The Charm School has both its good and less-good aspects, but one of the highlights of the book -indeed, one that has survived intact through what we now know of the defunct Soviet Union- is to be found in its depiction of the USSR as a joyless place barely subsisting above poverty levels. Through its investigating protagonists, DeMille takes us deep in Russia, from the tourist spots of Moscow (which, I gather, DeMille visited) to the rural countryside. DeMille nails down two important aspects of the experience; first, the sheer backward nature of a place where electricity is still a tenuous privilege; second, the domination of a totalitarian regime where anything can happen to anyone on a whim from the upper hierarchy. Nearly twenty years later, The Charm School is a time capsule dedicated to a defeated enemy: Let’s just hope that things are better over there today.
The not-so-good parts of the novel come when the Vast Conspiracy is exposed, the one that directly threatens America’s very own social fabric. Knowing what we know about the relative strengths of both societies, especially given the problems described by DeMille elsewhere in the novel, it seems unlikely that the Charm School could have had even a minimal impact on America. (Heck, some will say that home-grown Americans are far more likely to behave stupidly on their own than due to a Vast Conspiracy. Indeed, it remains to be seen if a Soviet-penetrated US would end up more like Canada than Russia.)

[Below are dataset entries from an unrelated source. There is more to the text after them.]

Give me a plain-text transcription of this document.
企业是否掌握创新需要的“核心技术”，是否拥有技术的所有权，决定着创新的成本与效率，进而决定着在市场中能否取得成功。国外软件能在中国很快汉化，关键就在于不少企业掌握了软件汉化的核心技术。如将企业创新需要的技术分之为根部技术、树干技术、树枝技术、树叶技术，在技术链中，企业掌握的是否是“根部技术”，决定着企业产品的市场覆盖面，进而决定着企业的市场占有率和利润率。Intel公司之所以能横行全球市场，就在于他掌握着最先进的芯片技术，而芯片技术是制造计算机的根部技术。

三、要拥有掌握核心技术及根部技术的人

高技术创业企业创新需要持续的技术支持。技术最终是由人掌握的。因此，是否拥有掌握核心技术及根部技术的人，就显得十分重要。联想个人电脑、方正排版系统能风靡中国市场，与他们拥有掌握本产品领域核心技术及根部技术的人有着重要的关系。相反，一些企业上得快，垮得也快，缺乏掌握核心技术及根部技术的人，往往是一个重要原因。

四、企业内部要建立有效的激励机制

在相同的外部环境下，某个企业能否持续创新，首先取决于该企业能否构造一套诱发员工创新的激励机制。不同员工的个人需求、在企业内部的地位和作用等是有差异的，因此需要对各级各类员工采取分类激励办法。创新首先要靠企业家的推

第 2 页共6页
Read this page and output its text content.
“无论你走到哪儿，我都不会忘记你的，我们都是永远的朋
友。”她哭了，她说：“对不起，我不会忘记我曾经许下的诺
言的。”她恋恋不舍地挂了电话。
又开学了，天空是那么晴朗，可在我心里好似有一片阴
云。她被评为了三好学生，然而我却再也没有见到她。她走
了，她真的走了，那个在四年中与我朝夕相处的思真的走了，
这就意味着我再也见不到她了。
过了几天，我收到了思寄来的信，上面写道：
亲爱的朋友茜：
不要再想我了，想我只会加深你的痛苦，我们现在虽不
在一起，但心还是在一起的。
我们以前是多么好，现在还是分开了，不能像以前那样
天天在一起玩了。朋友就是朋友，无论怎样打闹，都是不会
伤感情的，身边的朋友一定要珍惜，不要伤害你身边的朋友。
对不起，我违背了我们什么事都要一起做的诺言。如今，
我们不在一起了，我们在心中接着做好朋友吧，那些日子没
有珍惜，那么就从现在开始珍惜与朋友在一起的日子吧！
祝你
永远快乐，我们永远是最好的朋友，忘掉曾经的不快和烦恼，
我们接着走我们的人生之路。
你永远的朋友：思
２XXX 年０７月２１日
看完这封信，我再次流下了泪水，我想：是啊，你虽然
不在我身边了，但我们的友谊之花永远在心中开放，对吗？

But it’s a constant strength of DeMille’s writing skill that we’re more than able to overlook this dated piece of hysteria. (If there’s something to overlook, naturally; readers with a good knowledge of Cold War clichés and rumors will just read the back cover blurb, guess the conspiracy, raise their shoulders and read on anyway.) The first half of the book is a quick and impeccable espionage thriller full of trade-craft details and slices of life in an embassy. Protagonist Sam Hollis is a tough-guy that clearly represents the early prototype for such latter-day DeMille heroes as Plum Island‘s John Corey or The General’s Daughter Paul Brenner, minus the polished sarcasm. The relationship he has with Lisa Rhodes is also emblematic of DeMille’s male/female character dynamics, though Up Country keeps coming back to mind thanks to the “travelogue in a totalitarian regime” aspect. (This being said, I keep going back up DeMille’s early bibliography and finding those elements over and over again. Don’t be surprised if an upcoming review ends up saying something about earlier characters being early drafts for Sam Hollis.)
If the novel suffers from a third-quarter slowdown (in which description takes the place of action), DeMille’s terrific prose is delicious enough to keep us reading without pause. Fans of the author already know all about the addictive nature of his plotting: The Charm School is no exception to the rule. It helps that the ending is both suspenseful and mournful, allowing both personal triumph and political hard edges. As a novel, The Charm School has aged relatively well, especially when compared to other similar novels of the era: It counterbalances its wilder moments with enough careful accuracy to make the final result seem worthwhile. Even today, it remains an essential piece of DeMille’s work.